Let’s look at each of the possible explanations for the increasing game lengths in the past 20 seasons.

### 7.3 More Plate Appearances?

Let’s first look at the number of PAs (plate appearances) in a game. I’ve graphed the mean number of PAs in a game against season. Actually the average number of PAs has dropped from 2000 to 2015 and is showing a slight increase in recent seasons. No, there aren’t (on average) more PAs in a game. The change in PAs does not appear to be causing the increase in game length.

### 7.4 Longer Plate Appearances?

Next let’s look at the length of a PA and see how it has changed over seasons. Graphing the mean number of pitches per PA, we see a steady increase in the last 20 seasons – batters were taking 3.7 pitches per PA in 2000 and now they are taking 3.9 pitches per PA. Generally it seems that batters are becoming more patient and taking more pitches. (The free swinger is becoming rare.)

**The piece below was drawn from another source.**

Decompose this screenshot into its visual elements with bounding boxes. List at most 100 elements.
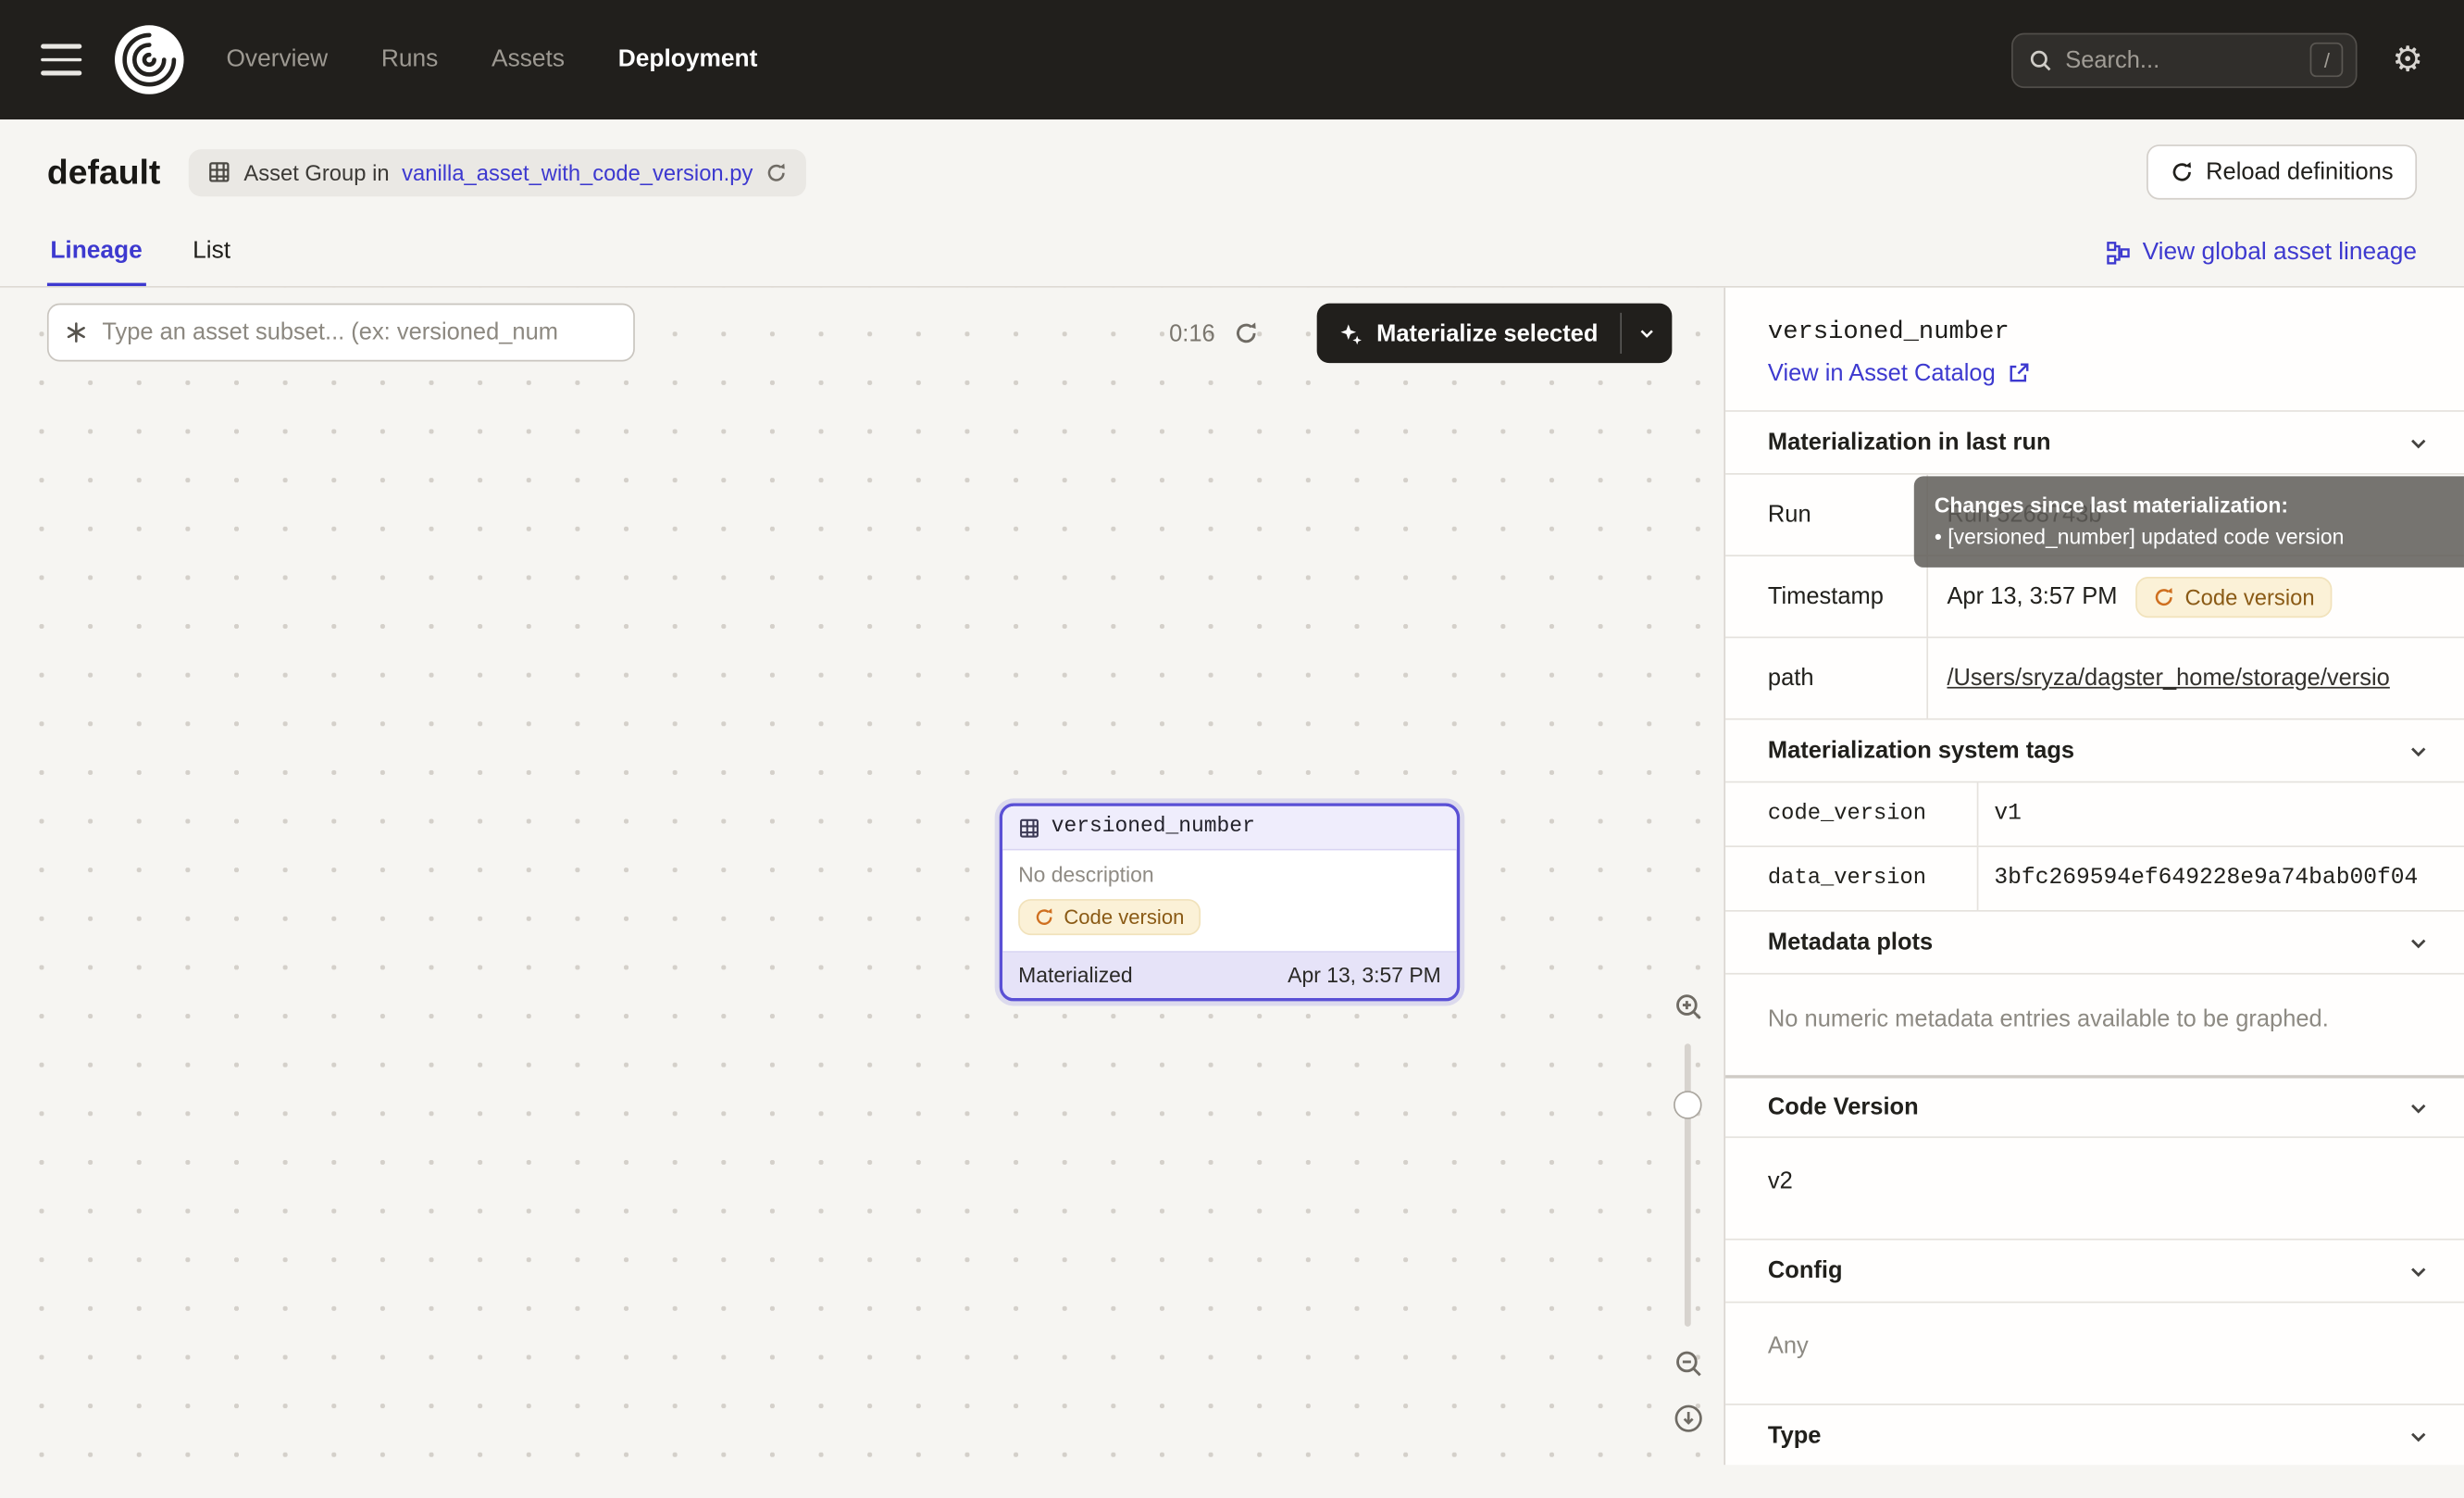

Since we’ve shown that the number of PAs has shown some decrease, one might wonder how the number of pitches per game has changed. So I have graphed the average number of pitches in a nine-inning game below. Although this mean number of pitches was pretty level between the 2000 and 2015 seasons, it has grown steadily in the last four seasons.

### 7.5 Longer Time to Pitch?

Not only are we seeing more pitches per game, the time to throw these pitches is changing. Here’s how I measured the time to pitch. For a particular season, I fit a simple linear regression to the (Number of Pitches, Duration) data and the slope of this line is the estimate of the time to take an additional pitch. I plot these season regression slopes in the plot below. We see a increasing trend of this “mean time per pitch”, although this time measurement has appeared to stabilize in recent seasons.

### 7.6 What Have We Learned?

We suggested three reasons for the increasing game lengths – more plate appearances, longer plate appearances, and longer times to pitch. Our analysis is somewhat superficial since we are focusing only on changes in the mean values over seasons, but we can draw some conclusions. We don’t see an increase in the mean number of PAs. But plate appearances are clearly getting longer (more pitches per PA) and I wouldn’t be surprised if PAs continued to lengthen. Also, pitchers are taking longer, on average, to pitch, although the mean time to pitch appears to have stabilized in recent seasons.

Time to pitch actually is more complicated than my analysis suggests. When one dissects the time of a baseball game, we collect the time between pitches to the same batter, the time between pitches to successive batters, the time between innings, the time to make a pitching change, the time for a conference on the mound, the time for a challenge, etc. David Smith did an extensive analysis of the time between pitches for the 2018 season in the recent Baseball Research Journal. For example, he finds that the mean time to pitch is 23.8 seconds for pitches to the same batter and the average time for the 7th inning stretch was 3 minutes and six seconds. (Breaking this down further, 7th inning stretches with “Take Me Out to the Ballgame’ and”God Bless America” take, on average, 2:53 and 4:04.)

What can Major League Baseball do about this? Well, some factors such as the number of pitches per PA are outside of MLB’s control – the number of pitches relates to the batter’s plate discipline. MLB can regulate the time between pitches, but I don’t know if, say a 20-second rule, will impact the total length of the game very much. Baseball has made some recent changes such as the the intentional walk rule and the “must pitch to three batters” rule, but I am guessing that these particular rules will have minimal impact on the game length.

### 7.7 R Work

Data. All of this work was done using Retrosheet data. The Retrosheet game logs datasets were used to extract the time of game variable for all games in these 20 seasons. This information was merged with the number of pitches and number of plate appearances variables from the Retrosheet play-by-play datasets. You can use Statcast data if you are interested in exploring the times between pitches for individual games.

Code. My Github gist site provides all of the R code for this particular analysis.